Wajah Yuuki memerah. Dirinya tertunduk. Dengan muka kesal. Diambil tasnya lalu pergi meninggalkan ku.

Aku lantas mengejarnya. tak mungkin aku membiarkannya pulang sendirian.

+++++++++++++++++++++++++++++++++++++++++++++++++++++++++++++++++++++++++++++++++++++

#YUUKI POV#

Riisa senpai itu sangat cantik menurutku, dia wanita yang baik kalau ku pikir. Tak mungkin dia bisa menoak Nozomu yang secara garis besar sangat sempurna kalau di ceritakan oleh Shige si konyol.

Aku hanya menangkap sedikit dari pembicaraan kita saat di universitas. Aku hanya menangkap kalau Riisa Senpai menutupi sesuatu. Itu pasti, ada yang ditutupi oleh Riisa Senpai. Kalau tidak pasti gaya bicaranya tenang dan tidak terbata. Selain itu ekspresi wajahnya juga sepertin orang yang ketakutan.

Seusai mengulik tentang Riisa senpai, Shige meneraktirku di salah satu café di dekat universitasnya itu. Saat itu dia melamun, dan aku sengaja memotretnya. Ekspresi yang bagus mr.konyol. tapi aku kesal dengan sombong dia bilang kalau bukan karena teknikku, tapi karena memang wajahnya yang bagus untuk dijadikan model. Dasar sombong.

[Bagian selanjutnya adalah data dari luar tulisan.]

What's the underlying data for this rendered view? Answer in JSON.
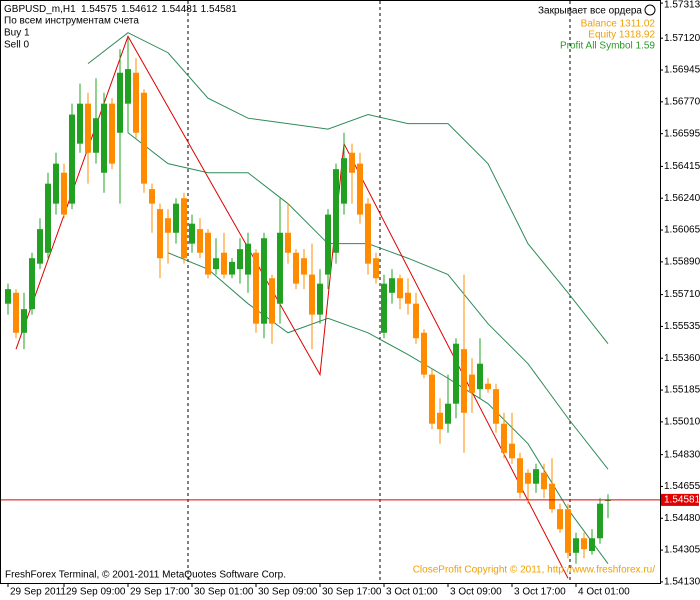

Hmmmmm, tapi di pikir-pikir benar juga sih, kalau wajah Shige memang bagus untuk dijadikan objek. Sesaat dia merayuku dengan rayuan gombal. Aku kesal sekali. Aku meninggalkannya pulang sendiri dan dia mengejarku. Aku tau, dia pasti mengejarku. Mana mungkin tega Shige meninggalkanku.

“Kenichi, ini pakai jaketnya. Kau jangan sampai kedinginnan ya” Aku menoleh kearah seoarang nenek yang memakaikan jaket pada seoarang wanita, mungkin sepantar dengan Otousama. Wajah perempuan itu sangat pucat, mirip seperti mayat. Aku kesal dengan wanita itu, kenapa harus tega membiarkan nenek itu melepas jaketnya dan dia memakai jaket itu.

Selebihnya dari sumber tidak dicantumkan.